Retrospective Single Centre Study to Evaluate the Use of Targeted Radiofrequency Ablation Followed by Vertebroplasty in Difficult-to-Reach Metastatic Spinal Lesions - European Medical Journal

Retrospective Single Centre Study to Evaluate the Use of Targeted Radiofrequency Ablation Followed by Vertebroplasty in Difficult-to-Reach Metastatic Spinal Lesions

2 Mins
Claudio Pusceddu,1 David DeFrancesco,2 *Salvatore Marsico,3 Eliodoro Faiella4
  • 1. Regional Referral Center for Oncologic Disease, Department of Oncological and Interventional Radiology, Businco Hospital, Cagliari, Italy
  • 2. Department of Anesthesiology, Perioperative and Pain Medicine, Stanford University School of Medicine, California, USA
  • 3. Department of Radiology, Hospital del Mar, Barcelona, Spain
  • 4. Department of Radiology, Campus Bio Medico University, Rome, Italy
*Correspondence to [email protected]

The authors have declared no conflicts of interest.

EMJ Radiol. ;4[1]:33-34. DOI/10.33590/emjradiol/10305058.
Ablation, interventional radiology, radiofrequency, vertebroplasty.

Each article is made available under the terms of the Creative Commons Attribution-Non Commercial 4.0 License.


The high incidence of bone metastases, particularly vertebral metastases, in patients with cancer and the limitations of conventional treatments are the main challenge for the interventional oncology specialty.1,2 Several percutaneous ablation techniques, including radiofrequency ablation (RFA) with vertebral augmentation (VA), have shown promising oncological outcomes.3-10 However, the use of straight needles in RFA has been a disadvantage for difficult-to-reach metastases.

The purpose of this study was to assess the effectiveness of a navigational steerable radiofrequency ablation device with concurrent VA in the treatment of posterior vertebral body metastatic lesions, which are technically difficult to access.

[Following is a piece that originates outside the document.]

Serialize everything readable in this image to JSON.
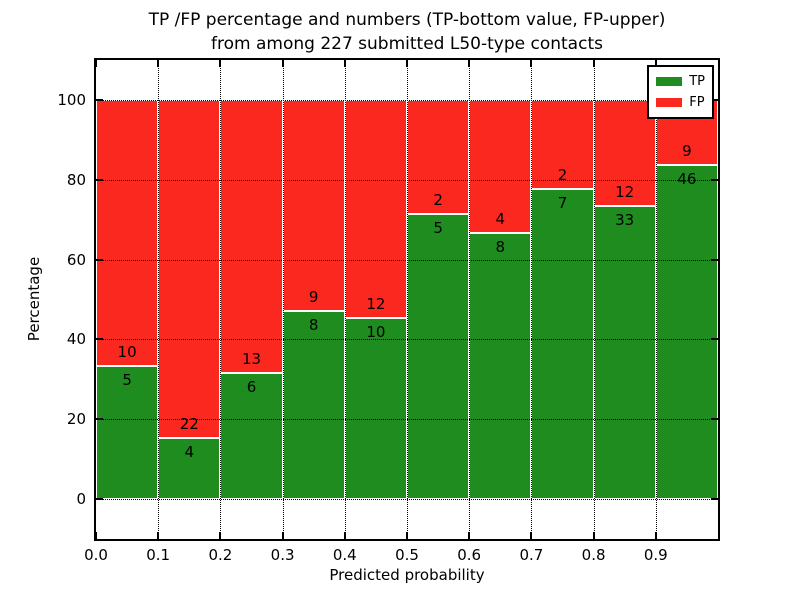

Primary outcomes of the study were evaluation of pain palliation and radiologic assessment of local tumour control.


The study included 35 patients who underwent minimally invasive CT fluoroscopy-guided percutaneous targeted RFA (tRFA) and VA for vertebral lesions from T1 to L5, with evidence of osteolytic or mixed metastatic lesions in the posterior vertebral body. Patients were classified into two groups according to the number of metastases located in the spine. A total of 21 patients (60%) had one or two metastatic lesions (Group A) and 14 patients (40%) had multiple (>2) vertebral lesions (Group B).

The minimally invasive procedure involved local anaesthesia, tRFA, and vertebral augmentation using ultra-high viscosity bone cement. Postoperative follow-up was performed with imaging at 1, 6, and 12 months to assess local activity and tumour progression. Pain severity was documented using a Visual Analogue Scale (VAS) the day before the treatment and at 1 week, 6 months, and 12 months after treatment.


Breast cancer was the most common primary tumour type. No neurological deficits were observed, and all procedures were well-tolerated without complications. Asymptomatic cement leakage occurred in 7.3% of treated vertebrae. No local relapse or tumour progression was observed during a median follow-up of 12.0 months for Group A and 10.5 months for Group B. The mean VAS score dropped from 5.7 (95% confidence interval: 4.9–6.5) before tRFA to 0.9 (95% confidence interval: 0.4–1.3) after tRFA, with no difference in the VAS score over time from 1 week up to 1 year after tRFA and VA. VAS decrease over time between 1 week and 1 year following RFA was similar, suggesting that pain relief was immediate and durable. Neither patients with 1–2 vertebral metastases nor those with multiple lesions showed radiological signs of local progression or recurrence of the tumour in the index vertebrae during a median follow-up of 19 months (4–46 months) and 10 months (4–37 months), respectively.


tRFA is a minimally invasive treatment that uses a steerable RFA device to target, heat, and destroy spinal metastases. The study found that tRFA with a navigation device, in combination with high viscosity vertebroplasty, can effectively control pain and tumour growth in patients with metastases also located in the difficult-to-reach posterior and the one-third of the vertebral body. The steerable navigation device allows for the precise placement of the RFA needle, which is particularly useful for reaching lesions close to the spinal cord or posterior vertebral wall. The study had some limitations, including a small sample size and retrospective design. However, the findings support the use of tRFA with a steerable navigation RFA device for the treatment of spinal metastases, particularly those located in difficult-to-reach areas. The study also highlights the importance of pain control in patients with spinal metastases, which can significantly impact their quality of life.